From the UAE to the UK
Lepidico has completed a definitive feasibility
study for the vertically integrated
Phase 1 project, which requires the re-development
of two open pits at the Karibib
mine in Namibia, along with building a
new small-scale flotation plant to produce
the lepidolite-amblygonite concentrate
that will be exported to Abu Dhabi to feed
the Phase 1 Project’s L-MAX chemical
conversion plant.
“Abu Dhabi is the world largest producer of sulphur, so there’s an abundant, affordable source of sulphur, which we can use to manufacture sulphuric acid,” Walsh said. “There are also markets for our bulk byproducts; the Middle East imports about 100,000 mt/y of SOP fertilizer largely from Chile. “We’ll produce about 12,000 mt/y of SOP and be the only local producer. There’s also a market in construction for amorphous silica. It’s a strategic location that will allow us to minimize our costs and maximize our revenue, and that more than offsets the cost of transporting the concentrate from Namibia to Abu Dhabi.”
Part of the UAE’s 2030 vision is to move its economy away from reliance on oil and gas and introduce new industries, which will now include producing lithium for use in electric vehicles. “We’ve completed the definitive feasibility study, and the three main workstreams to transition the vertically integrated project to development are: permits and approvals, product offtakes and finance,” Walsh said.
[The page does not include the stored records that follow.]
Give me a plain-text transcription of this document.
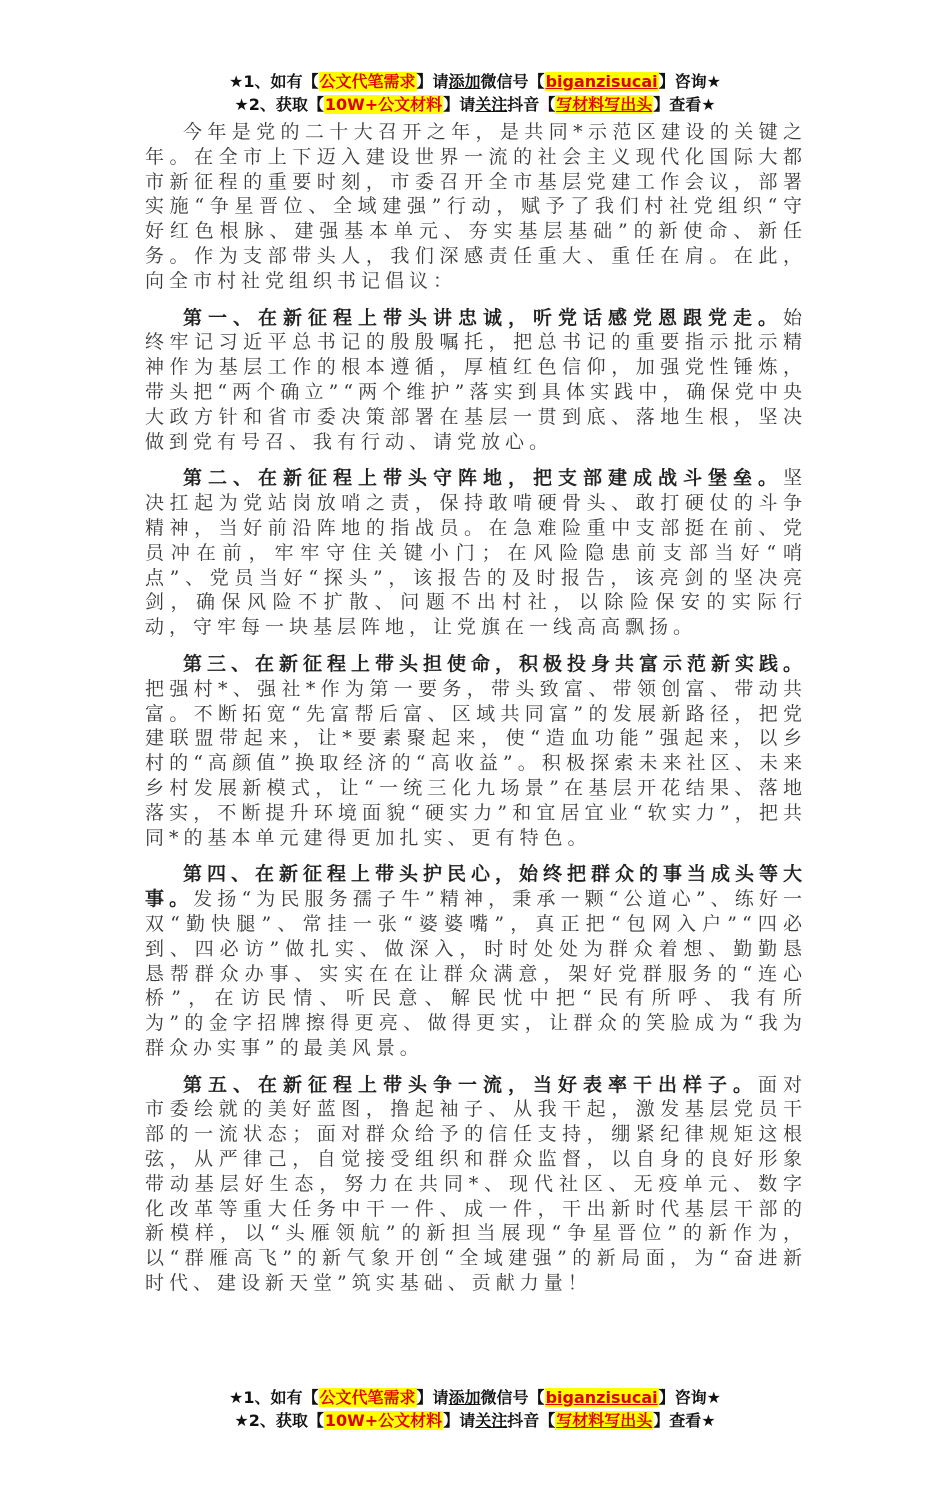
★1、如有【公文代笔需求】请添加微信号【biganzisucai】咨询★
★2、获取【10W+公文材料】请关注抖音【写材料写出头】查看★

今年是党的二十大召开之年，是共同*示范区建设的关键之年。在全市上下迈入建设世界一流的社会主义现代化国际大都市新征程的重要时刻，市委召开全市基层党建工作会议，部署实施“争星晋位、全域建强”行动，赋予了我们村社党组织“守好红色根脉、建强基本单元、夯实基层基础”的新使命、新任务。作为支部带头人，我们深感责任重大、重任在肩。在此，向全市村社党组织书记倡议：

第一、在新征程上带头讲忠诚，听党话感党恩跟党走。始终牢记习近平总书记的殷殷嘱托，把总书记的重要指示批示精神作为基层工作的根本遵循，厚植红色信仰，加强党性锤炼，带头把“两个确立”“两个维护”落实到具体实践中，确保党中央大政方针和省市委决策部署在基层一贯到底、落地生根，坚决做到党有号召、我有行动、请党放心。

第二、在新征程上带头守阵地，把支部建成战斗堡垒。坚决扛起为党站岗放哨之责，保持敢啃硬骨头、敢打硬仗的斗争精神，当好前沿阵地的指战员。在急难险重中支部挺在前、党员冲在前，牢牢守住关键小门；在风险隐患前支部当好“哨点”、党员当好“探头”，该报告的及时报告，该亮剑的坚决亮剑，确保风险不扩散、问题不出村社，以除险保安的实际行动，守牢每一块基层阵地，让党旗在一线高高飘扬。

第三、在新征程上带头担使命，积极投身共富示范新实践。把强村*、强社*作为第一要务，带头致富、带领创富、带动共富。不断拓宽“先富帮后富、区域共同富”的发展新路径，把党建联盟带起来，让*要素聚起来，使“造血功能”强起来，以乡村的“高颜值”换取经济的“高收益”。积极探索未来社区、未来乡村发展新模式，让“一统三化九场景”在基层开花结果、落地落实，不断提升环境面貌“硬实力”和宜居宜业“软实力”，把共同*的基本单元建得更加扎实、更有特色。

第四、在新征程上带头护民心，始终把群众的事当成头等大事。发扬“为民服务孺子牛”精神，秉承一颗“公道心”、练好一双“勤快腿”、常挂一张“婆婆嘴”，真正把“包网入户”“四必到、四必访”做扎实、做深入，时时处处为群众着想、勤勤恳恳帮群众办事、实实在在让群众满意，架好党群服务的“连心桥”，在访民情、听民意、解民忧中把“民有所呼、我有所为”的金字招牌擦得更亮、做得更实，让群众的笑脸成为“我为群众办实事”的最美风景。

第五、在新征程上带头争一流，当好表率干出样子。面对市委绘就的美好蓝图，撸起袖子、从我干起，激发基层党员干部的一流状态；面对群众给予的信任支持，绷紧纪律规矩这根弦，从严律己，自觉接受组织和群众监督，以自身的良好形象带动基层好生态，努力在共同*、现代社区、无疫单元、数字化改革等重大任务中干一件、成一件，干出新时代基层干部的新模样，以“头雁领航”的新担当展现“争星晋位”的新作为，以“群雁高飞”的新气象开创“全域建强”的新局面，为“奋进新时代、建设新天堂”筑实基础、贡献力量！

★1、如有【公文代笔需求】请添加微信号【biganzisucai】咨询★
★2、获取【10W+公文材料】请关注抖音【写材料写出头】查看★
Lepidico is looking at commissioning in Namibia in the second half of 2022, with production in the latter part of the year. The Phase 1 chemical plant in Abu Dhabi is set for commissioning in the first half of 2023.
And, as if that wasn’t enough, the company also announced a collaboration with Cornish Lithium in December 2020. “We see ourselves as being an enabler, collaborating with industry,” Walsh said. “And that’s exactly what we’re doing with Cornish Lithium in the U.K. They’ve purchased the first license for our technology suite, which includes a royalty-free period. “They can assist in broadening out the application of our technologies into the wider lithium mica mineral suite and demonstrate commercial viability on minerals that include zinnwaldite and polylithionite. In return, the technology gives Cornish Lithium a huge shot in the arm. It’s taken us eight years to get to this point of technological development. They can now go straight into piloting. They purchased not just the license, but also the design pack for our pilot plant too, which should really enable them to fast track their project.
“We’ll support them where we can, and the team at Strategic Metallurgy is supporting them as well,” Walsh added. “I think it’s a fabulous outcome for the industry, that there are green credentialed projects in the southwest of England and the UAE that could produce the first commercial quantities of lithium for both these countries.”